Eine Besonderheit im Marienturm sind die Betonglasfenster nach einem Entwurf von Prof. Gerhard Graubner (1899-1970). Hier haben rostende Bewehrungsstäbe Schäden verursacht. Es wird gerade geprüft, auf welche Art und Weise die Fenster nachhaltig saniert werden können. Inzwischen wurde ein Architekt ausfindig gemacht, der damals – in jungen Jahren – an den Arbeiten beteiligt war.

 

Seit Ende 2010 wird das Rathaus im Rahmen der Maßnahmen im Konjunkturprogramm 1 saniert. Es begann mit der Dachsanierung des Granusturms, dem östlichen Turm am Rathaus.

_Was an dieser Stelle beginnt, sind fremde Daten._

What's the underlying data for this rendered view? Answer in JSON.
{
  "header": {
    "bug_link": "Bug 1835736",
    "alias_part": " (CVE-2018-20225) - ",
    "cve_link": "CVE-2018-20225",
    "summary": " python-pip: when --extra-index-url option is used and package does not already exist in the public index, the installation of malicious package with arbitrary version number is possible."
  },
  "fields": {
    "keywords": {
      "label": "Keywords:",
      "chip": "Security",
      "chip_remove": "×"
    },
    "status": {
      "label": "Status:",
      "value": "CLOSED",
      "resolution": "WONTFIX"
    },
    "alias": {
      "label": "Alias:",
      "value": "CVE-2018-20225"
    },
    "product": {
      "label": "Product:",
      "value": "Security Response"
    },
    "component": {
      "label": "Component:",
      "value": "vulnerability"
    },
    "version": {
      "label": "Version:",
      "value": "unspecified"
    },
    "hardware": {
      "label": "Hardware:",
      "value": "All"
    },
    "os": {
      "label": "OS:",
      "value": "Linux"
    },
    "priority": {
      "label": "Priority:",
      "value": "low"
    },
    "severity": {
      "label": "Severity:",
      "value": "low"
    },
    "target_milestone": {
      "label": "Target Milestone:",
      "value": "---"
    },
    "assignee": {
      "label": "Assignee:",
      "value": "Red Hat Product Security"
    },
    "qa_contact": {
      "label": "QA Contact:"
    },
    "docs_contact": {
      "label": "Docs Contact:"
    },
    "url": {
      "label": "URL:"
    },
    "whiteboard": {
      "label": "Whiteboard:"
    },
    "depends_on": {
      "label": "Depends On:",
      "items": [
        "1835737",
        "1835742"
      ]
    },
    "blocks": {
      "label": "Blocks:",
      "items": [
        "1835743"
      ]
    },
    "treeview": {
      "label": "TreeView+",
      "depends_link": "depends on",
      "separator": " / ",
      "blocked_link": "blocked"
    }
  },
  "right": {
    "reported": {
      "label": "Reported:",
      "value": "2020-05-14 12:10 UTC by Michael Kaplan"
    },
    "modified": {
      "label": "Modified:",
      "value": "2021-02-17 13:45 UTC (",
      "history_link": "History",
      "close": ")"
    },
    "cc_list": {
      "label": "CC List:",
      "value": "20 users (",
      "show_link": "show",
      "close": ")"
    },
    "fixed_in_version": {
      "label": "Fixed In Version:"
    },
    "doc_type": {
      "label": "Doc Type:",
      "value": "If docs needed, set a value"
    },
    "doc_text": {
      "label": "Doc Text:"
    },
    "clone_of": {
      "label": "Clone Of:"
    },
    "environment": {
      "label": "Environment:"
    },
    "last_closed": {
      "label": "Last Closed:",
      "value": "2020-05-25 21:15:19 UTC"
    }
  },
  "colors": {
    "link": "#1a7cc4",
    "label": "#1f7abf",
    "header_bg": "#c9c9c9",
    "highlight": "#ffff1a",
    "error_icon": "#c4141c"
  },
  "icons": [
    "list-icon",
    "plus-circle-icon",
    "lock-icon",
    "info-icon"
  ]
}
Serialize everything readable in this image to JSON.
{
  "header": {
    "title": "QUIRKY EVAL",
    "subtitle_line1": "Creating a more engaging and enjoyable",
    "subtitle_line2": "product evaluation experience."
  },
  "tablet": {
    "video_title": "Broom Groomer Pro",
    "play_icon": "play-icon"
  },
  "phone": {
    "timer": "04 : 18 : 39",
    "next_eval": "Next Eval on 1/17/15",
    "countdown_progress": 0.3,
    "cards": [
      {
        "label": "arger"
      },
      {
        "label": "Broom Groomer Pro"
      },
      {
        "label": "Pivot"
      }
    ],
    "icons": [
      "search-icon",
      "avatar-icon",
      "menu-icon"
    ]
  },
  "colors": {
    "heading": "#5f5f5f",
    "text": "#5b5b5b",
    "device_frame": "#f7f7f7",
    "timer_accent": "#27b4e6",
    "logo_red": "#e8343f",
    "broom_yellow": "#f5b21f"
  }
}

Anschließend wurde die Fassade des rückwärtigen Ark'schen Treppenhauses saniert, es schlossen sich im dritten Bauabschnitt die Dach- und Fassadensanierungen des Postwagens an. Nach der Sanierung des Marienturms sind die Arbeiten abgeschlossen. „Während beim Granusturm die karolingischen Fundamente im Vordergrund der Untersuchung standen, sind es beim Marienturm vor allem die späteren Epochen, die spannend sind“, erläutert Marc Wietheger, der für den Lehrstuhl für Denkmalpflege an der RWTH Aachen die Untersuchungen durchführt. Er lobt die „gute Zusammenarbeit zwischen Bauforschern, Archäologen und Gebäudemanagement“, die es sowohl bei der Sanierung des Granusturms als auch bei der jetzigen Reparatur des Marienturms gebe.

An den derzeitigen Untersuchungen sind auch mit großem Engagement viele Ehrenamtler aus dem Archäologischen Arbeitskreis beteiligt.